Van Lohuizen-de Leeuw speelde een belangrijke rol in de studie naar Kushana-kunst. Ze was actief in de inspanningen om de archeologische vindplaatsen van nederzettingen in de Indusvallei bij Mohenjodaro te behouden en beschermen, en werkte hiervoor samen met UNESCO. Zij was ook fotograaf en legde zelf een omvangrijke fotocollectie aan van zeldzame Aziatische artefacten. Deze collectie bevindt zich nu in de Universiteit Leiden.

Jeugd en opleiding

[bewerken | brontekst bewerken]

Hanne de Leeuw werd op 25 oktober 1919 in Amsterdam geboren als dochter van Willem Carel de Leeuw en Margareta Lievina Muller, en bracht een deel van haar jeugd door in de Verenigde Staten.[1] Zij bezocht het lyceum in Baarn en het gymnasium in Leiden.[2] Aansluitend studeerde ze archeologie van India en Sanskriet aan de Rijksuniversiteit Leiden (bij F.B.J. Kuiper [en], J.Ph. Vogel en N.J. Krom) en aan de Universiteit Utrecht (bij J. Gonda en F.D.K. Bosch).[2][3] Haar proefschrift, onder supervisie van J. Gonda, ging over de kunst van de "Scythische periode" in Noord-India (1e eeuw v.Chr. tot de 3e eeuw n.Chr.).[4] Tijdens haar studie werkte ze bij het Instituut Kern in Leiden, waar ze foto's catalogiseerde, en als bibliothecaris van het instituut. Daarna was ze onderzoeksassistent voor de Hindoe-Javaanse oudheden in het Leidse Rijksmuseum voor Volkenkunde en doceerde ze Sanskriet aan de Rijksuniversiteit Groningen.[2][5]

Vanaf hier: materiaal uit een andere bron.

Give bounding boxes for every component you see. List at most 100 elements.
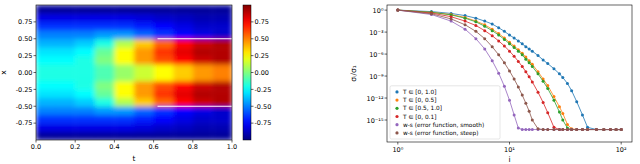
series-point (396, 9, 399, 12)
heatmap-cell (154, 132, 174, 140)
heatmap-cell (75, 13, 95, 22)
heatmap-cell (154, 98, 174, 107)
series-point (474, 20, 477, 23)
colorbar-tick (251, 106, 254, 107)
y-tick-label: -0.50 (16, 103, 33, 111)
heatmap-cell (36, 123, 56, 132)
heatmap-cell (36, 56, 56, 65)
overlay-line (158, 106, 232, 107)
heatmap-cell (114, 115, 134, 124)
heatmap-cell (95, 13, 115, 22)
heatmap-cell (95, 39, 115, 48)
series-point (602, 128, 605, 131)
x-axis-label: t (133, 154, 136, 163)
x-tick-label: 0.0 (31, 143, 41, 151)
heatmap-cell (114, 39, 134, 48)
colorbar-tick (251, 21, 254, 22)
heatmap-cell (56, 39, 76, 48)
heatmap-cell (75, 123, 95, 132)
colorbar-tick (251, 55, 254, 56)
heatmap-cell (212, 98, 232, 107)
heatmap-cell (56, 22, 76, 31)
heatmap-cell (193, 81, 213, 90)
heatmap-cell (36, 22, 56, 31)
heatmap-cell (36, 132, 56, 140)
series-point (508, 42, 511, 45)
heatmap-cell (75, 30, 95, 39)
heatmap-cell (212, 81, 232, 90)
y-tick (385, 120, 388, 121)
heatmap-cell (134, 98, 154, 107)
heatmap-cell (36, 5, 56, 14)
heatmap-cell (56, 30, 76, 39)
series-point (575, 100, 578, 103)
heatmap-cell (56, 64, 76, 73)
legend-label: w-s (error function, steep) (403, 130, 479, 137)
heatmap-cell (56, 123, 76, 132)
y-axis-label: σᵢ/σ₁ (349, 65, 358, 81)
series-point (586, 128, 589, 131)
series-point (620, 128, 623, 131)
series-point (542, 58, 545, 61)
colorbar-tick-label: 0.50 (255, 35, 269, 43)
heatmap-cell (114, 132, 134, 140)
legend-marker (395, 115, 398, 118)
series-point (575, 128, 578, 131)
series-point (615, 128, 618, 131)
series-point (570, 128, 573, 131)
series-point (450, 17, 453, 20)
heatmap-cell (114, 30, 134, 39)
heatmap-cell (75, 73, 95, 82)
series-point (474, 30, 477, 33)
colorbar-tick (251, 72, 254, 73)
plot-frame (387, 5, 632, 142)
series-point (561, 76, 564, 79)
series-point (542, 101, 545, 104)
heatmap-cell (95, 73, 115, 82)
series-point (517, 127, 520, 130)
legend-label: T ∈ [0, 0.1] (402, 114, 436, 120)
legend-marker (395, 90, 398, 93)
heatmap-cell (193, 106, 213, 115)
heatmap-cell (36, 47, 56, 56)
series-point (558, 105, 561, 108)
series-point (558, 128, 561, 131)
colorbar-tick-label: -0.50 (255, 103, 272, 111)
series-point (491, 23, 494, 26)
series-point (491, 34, 494, 37)
heatmap-cell (36, 30, 56, 39)
series-point (474, 20, 477, 23)
series-point (396, 9, 399, 12)
heatmap-cell (212, 13, 232, 22)
heatmap-cell (193, 98, 213, 107)
x-tick-label: 0.2 (70, 143, 80, 151)
series-point (528, 110, 531, 113)
heatmap-cell (154, 73, 174, 82)
series-point (524, 128, 527, 131)
heatmap-cell (212, 39, 232, 48)
series-point (566, 128, 569, 131)
series-point (546, 87, 549, 90)
heatmap-cell (134, 115, 154, 124)
heatmap-cell (134, 106, 154, 115)
y-tick-label: 10⁻⁶ (369, 51, 384, 59)
series-point (537, 128, 540, 131)
series-point (581, 128, 584, 131)
heatmap-cell (75, 98, 95, 107)
heatmap-cell (212, 5, 232, 14)
series-point (524, 70, 527, 73)
heatmap-cell (36, 115, 56, 124)
series-point (524, 58, 527, 61)
heatmap-cell (95, 98, 115, 107)
series-point (552, 128, 555, 131)
series-point (609, 128, 612, 131)
series-point (521, 128, 524, 131)
series-point (566, 128, 569, 131)
series-point (542, 80, 545, 83)
legend-marker (395, 107, 398, 110)
heatmap-cell (173, 64, 193, 73)
heatmap-cell (56, 115, 76, 124)
heatmap-cell (114, 56, 134, 65)
figure: 0.00.20.40.60.81.0-0.75-0.50-0.250.000.2… (0, 0, 640, 164)
series-point (602, 128, 605, 131)
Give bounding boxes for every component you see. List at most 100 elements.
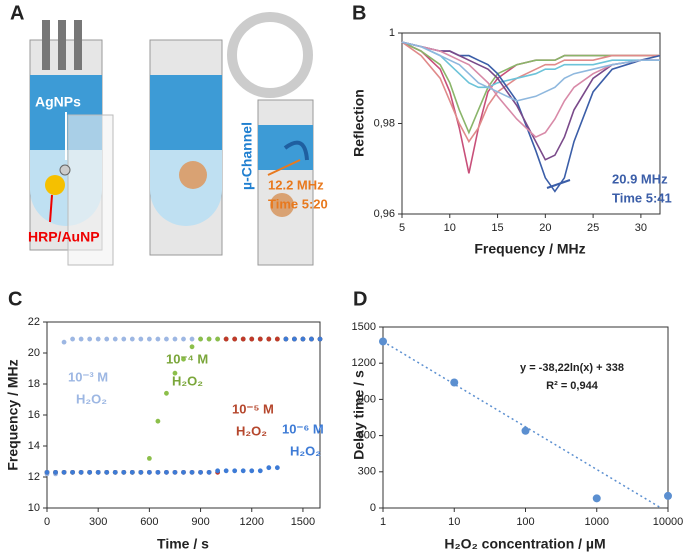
y-tick-label: 12 (28, 471, 40, 483)
data-point (61, 469, 67, 475)
x-tick-label: 10 (448, 516, 460, 528)
x-tick-label: 30 (635, 222, 647, 234)
data-point (155, 469, 161, 475)
data-point (189, 344, 195, 350)
data-point (172, 336, 178, 342)
data-point (155, 418, 161, 424)
data-point (70, 469, 75, 475)
label: HRP/AuNP (28, 229, 100, 245)
y-tick-label: 900 (358, 393, 376, 405)
data-point (317, 336, 323, 342)
data-point (206, 469, 212, 475)
data-point (257, 336, 263, 342)
data-point (164, 390, 169, 396)
annotation: 20.9 MHz (612, 171, 668, 186)
plot-frame (46, 321, 321, 509)
electrode (74, 20, 82, 70)
y-tick-label: 14 (28, 440, 40, 452)
data-point (206, 336, 212, 342)
y-tick-label: 10 (28, 502, 40, 514)
x-tick-label: 1200 (240, 516, 264, 528)
annotation: 10⁻⁴ M (166, 351, 208, 366)
annotation: Time 5:20 (268, 196, 328, 211)
x-tick-label: 10 (444, 222, 456, 234)
agnp (59, 164, 71, 176)
annotation: y = -38,22ln(x) + 338 (520, 362, 624, 374)
data-point (87, 469, 93, 475)
data-point (189, 469, 195, 475)
data-point (172, 469, 178, 475)
data-point (223, 336, 229, 342)
electrode-pad (270, 193, 294, 217)
data-point (198, 336, 203, 342)
data-point (181, 356, 186, 362)
x-tick-label: 300 (89, 516, 107, 528)
y-tick-label: 16 (28, 409, 40, 421)
x-tick-label: 100 (516, 516, 534, 528)
y-tick-label: 0,98 (374, 117, 395, 129)
data-point (181, 469, 186, 475)
data-point (309, 336, 314, 342)
data-point (155, 336, 161, 342)
electrode (42, 20, 50, 70)
annotation: R² = 0,944 (546, 380, 599, 392)
panel-letter: A (10, 2, 24, 24)
data-line (401, 41, 660, 102)
data-point (121, 336, 127, 342)
data-point (181, 336, 186, 342)
panel-a: A AgNPs HRP/AuNP µ-Channel (10, 2, 314, 266)
x-axis-title: Time / s (157, 536, 209, 552)
aunp (45, 175, 65, 195)
data-point (232, 468, 238, 474)
data-point (129, 469, 135, 475)
chart: B Frequency / MHz Reflection 5 10 15 20 25 30 0,9… (268, 2, 672, 256)
y-axis-title: Delay time / s (351, 370, 367, 460)
label: µ-Channel (239, 122, 255, 190)
data-point (78, 336, 84, 342)
data-line (401, 41, 660, 139)
y-tick-label: 18 (28, 378, 40, 390)
y-axis-title: Reflection (351, 89, 367, 157)
annotation: H₂O₂ (172, 373, 203, 388)
data-point (232, 336, 238, 342)
data-line (401, 41, 660, 161)
data-point (266, 336, 272, 342)
data-point (95, 469, 101, 475)
x-tick-label: 1000 (585, 516, 609, 528)
x-tick-label: 25 (587, 222, 599, 234)
annotation: 10⁻³ M (68, 369, 108, 384)
data-point (121, 469, 127, 475)
data-point (138, 469, 144, 475)
y-tick-label: 20 (28, 347, 40, 359)
x-tick-label: 600 (140, 516, 158, 528)
data-point (104, 469, 110, 475)
annotation: 10⁻⁶ M (282, 421, 324, 436)
channel-area (150, 150, 222, 226)
data-point (215, 468, 221, 474)
annotation: Time 5:41 (612, 190, 672, 205)
data-point (146, 469, 152, 475)
data-point (138, 336, 144, 342)
data-point (266, 465, 272, 471)
chart: C Time / s Frequency / MHz 0 300 600 900 1200 15… (5, 288, 324, 551)
data-point (61, 339, 67, 345)
data-point (292, 336, 297, 342)
y-tick-label: 600 (358, 430, 376, 442)
annotation: H₂O₂ (76, 391, 107, 406)
data-point (146, 456, 152, 461)
x-axis-title: Frequency / MHz (474, 241, 585, 257)
cover (67, 114, 114, 266)
x-tick-label: 900 (191, 516, 209, 528)
data-point (249, 336, 255, 342)
data-point (283, 336, 289, 342)
x-axis-title: H₂O₂ concentration / µM (444, 536, 605, 552)
data-point (664, 491, 672, 500)
data-point (240, 336, 246, 342)
data-line (401, 41, 660, 135)
x-tick-label: 15 (491, 222, 503, 234)
y-tick-label: 1 (389, 27, 395, 39)
x-tick-label: 0 (44, 516, 50, 528)
plot-frame (382, 326, 669, 509)
data-point (240, 468, 246, 474)
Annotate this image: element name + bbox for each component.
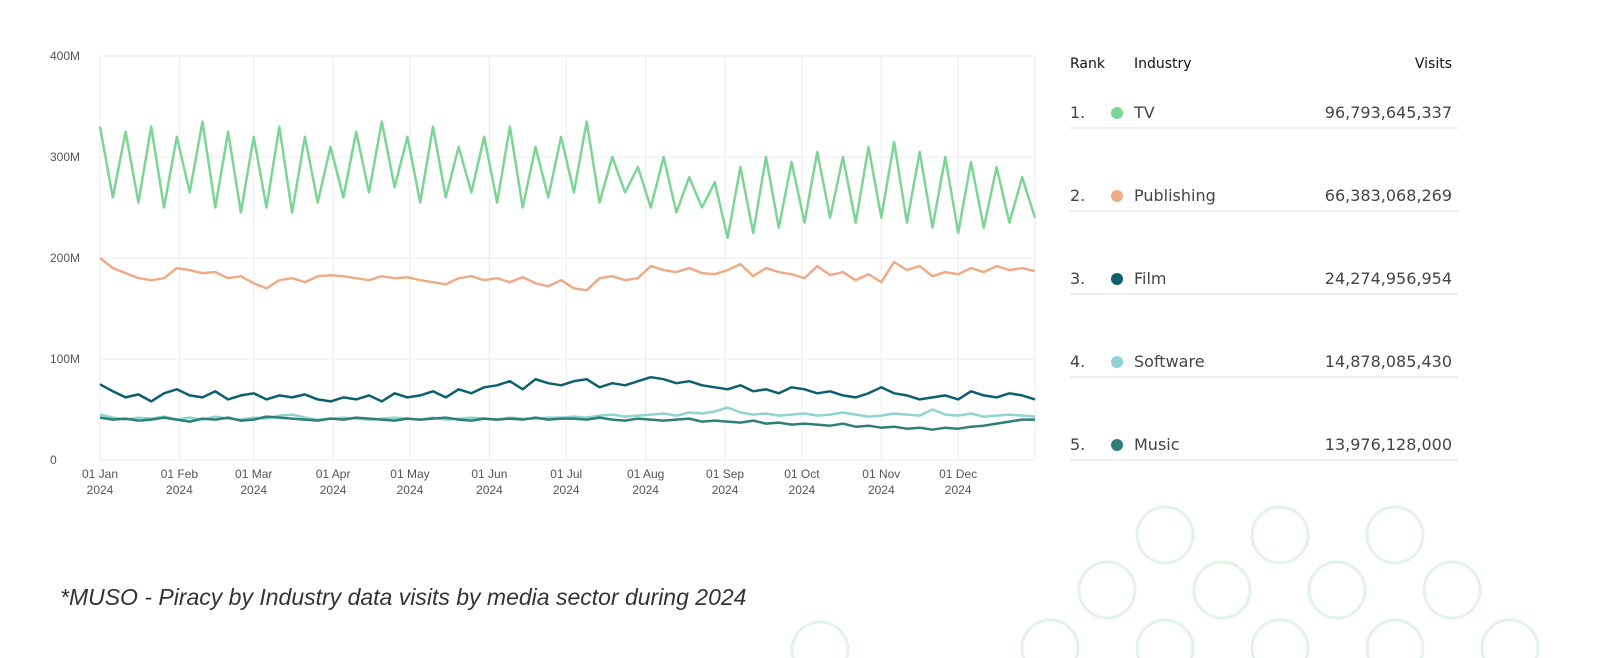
rank: 5. [1070, 435, 1085, 454]
legend-swatch [1111, 356, 1123, 368]
rank: 2. [1070, 186, 1085, 205]
x-tick-label: 2024 [320, 483, 347, 497]
decoration [790, 505, 1540, 658]
rank: 3. [1070, 269, 1085, 288]
x-tick-label: 2024 [240, 483, 267, 497]
caption: *MUSO - Piracy by Industry data visits b… [60, 584, 746, 610]
x-tick-label: 2024 [945, 483, 972, 497]
table-header: Industry [1134, 56, 1192, 72]
x-tick-label: 01 Jun [471, 467, 507, 481]
legend-label: Software [1134, 352, 1205, 371]
visits: 96,793,645,337 [1325, 103, 1452, 122]
rank: 1. [1070, 103, 1085, 122]
x-tick-label: 2024 [712, 483, 739, 497]
table-header: Visits [1415, 56, 1452, 72]
x-tick-label: 2024 [476, 483, 503, 497]
x-tick-label: 01 Jul [550, 467, 582, 481]
visits: 24,274,956,954 [1325, 269, 1452, 288]
x-tick-label: 01 Feb [161, 467, 199, 481]
series-line [98, 120, 1037, 240]
y-tick-label: 0 [50, 453, 57, 467]
x-tick-label: 2024 [868, 483, 895, 497]
x-tick-label: 01 Aug [627, 467, 664, 481]
x-tick-label: 2024 [632, 483, 659, 497]
x-tick-label: 01 Mar [235, 467, 272, 481]
x-tick-label: 2024 [166, 483, 193, 497]
y-tick-label: 400M [50, 49, 80, 63]
series-line [99, 375, 1036, 403]
legend-swatch [1111, 273, 1123, 285]
x-tick-label: 01 Sep [706, 467, 744, 481]
legend-swatch [1111, 439, 1123, 451]
visits: 14,878,085,430 [1325, 352, 1452, 371]
x-tick-label: 01 Jan [82, 467, 118, 481]
x-tick-label: 2024 [553, 483, 580, 497]
legend-label: Film [1134, 269, 1167, 288]
y-tick-label: 200M [50, 251, 80, 265]
x-tick-label: 2024 [87, 483, 114, 497]
x-tick-label: 2024 [397, 483, 424, 497]
table-header: Rank [1070, 56, 1106, 72]
series-line [99, 257, 1036, 292]
series-line [99, 415, 1035, 431]
legend-swatch [1111, 107, 1123, 119]
rank: 4. [1070, 352, 1085, 371]
x-tick-label: 01 Nov [862, 467, 900, 481]
series-line [99, 406, 1036, 421]
legend-swatch [1111, 190, 1123, 202]
y-tick-label: 300M [50, 150, 80, 164]
legend-label: Publishing [1134, 186, 1216, 205]
legend-label: Music [1134, 435, 1180, 454]
visits: 13,976,128,000 [1325, 435, 1452, 454]
x-tick-label: 01 Apr [316, 467, 351, 481]
chart: 0 100M 200M 300M 400M 01 Jan 2024 01 Feb 2024 01 … [50, 49, 1037, 497]
x-tick-label: 01 Oct [784, 467, 820, 481]
visits: 66,383,068,269 [1325, 186, 1452, 205]
x-tick-label: 01 May [390, 467, 429, 481]
legend-label: TV [1133, 103, 1155, 122]
x-tick-label: 01 Dec [939, 467, 977, 481]
y-tick-label: 100M [50, 352, 80, 366]
x-tick-label: 2024 [789, 483, 816, 497]
ranking-table: Rank Industry Visits 1. TV 96,793,645,337 2. Pu… [1070, 56, 1458, 461]
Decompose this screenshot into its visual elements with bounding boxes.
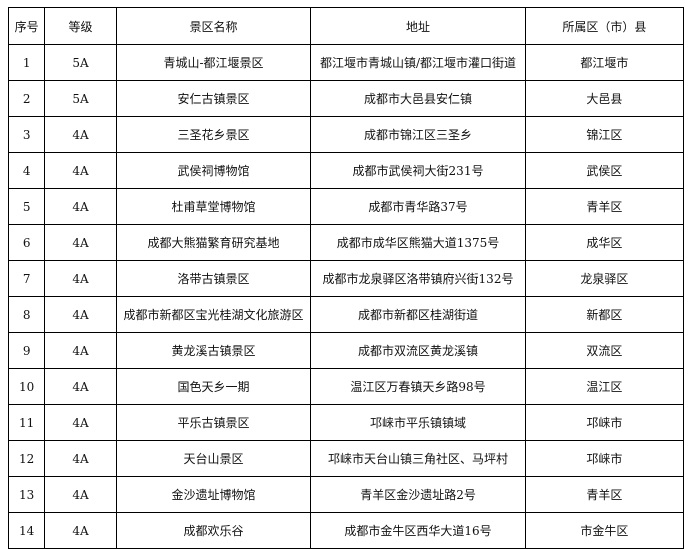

Na het behalen van haar doctoraal werd Van Lohuizen-De Leeuw in 1951 docent Indiase kunst en archeologie aan de Universiteit van Cambridge.[4][6] In 1958 werd ze benoemd tot hoogleraar Archeologie aan de Universiteit van Amsterdam, waar ze de vroege geschiedenis van Zuid- en Zuidoost-Azië doceerde.[2] Hier richtte zij het Instituut voor Zuid-Aziatische Archeologie op.[4]

In 1978 richtte ze samen met Raymond Allchin, Bridget Allchin, Harold Bailey en haar man Jan van Lohuizen de Ancient and Indian Iran Trust [en] op in Cambridge, om de studie van Zuid-Aziatische en Iraanse archeologie en kunst te bevorderen.[7] Om het instituut te huisvesten, kochten ze een huis waarin ze hun privécollecties beschikbaar maakten voor onderzoek, evenals een aanzienlijke bibliotheek met boeken, materialen en voorwerpen met betrekking tot Zuid- en Centraal-Aziatische kunst en archeologie.[4][7] De Van Lohuizen-bibliotheek van het instituut herbergt documenten, archieven en onderzoeksmaterialen van Van Lohuizen-de Leeuw en J. van Lohuizen. Het is een belangrijk archief van artefacten en wetenschappelijke gegevens, met name in het Nederlands, op dit gebied.[8]

De bijdragen van Van Lohuizen-de Leeuw aan de bestudering van Zuid-Aziatische kunst en archeologie bestrijken verschillende periodes. Belangrijk is haar onderzoek naar de Scythische periode in de Noord-Indiase kunst, en naar de wortels van de Kushana-beeldhouwkunst in de regio's Gandhara en Mathura.[3][4] Haar werk was niet alleen van cruciaal belang voor het vaststellen van nauwkeurige chronologieën, maar ook voor het traceren en aantonen van de invloeden van buitenlandse culturen, met name van de Helleense kunst in afbeeldingen van de Boeddha [en], nu een breed geaccepteerde interpretatie van de periode.[3][4] Zij wordt beschouwd als een autoriteit op het gebied van de studie naar afbeeldingen van de Boeddha.[9]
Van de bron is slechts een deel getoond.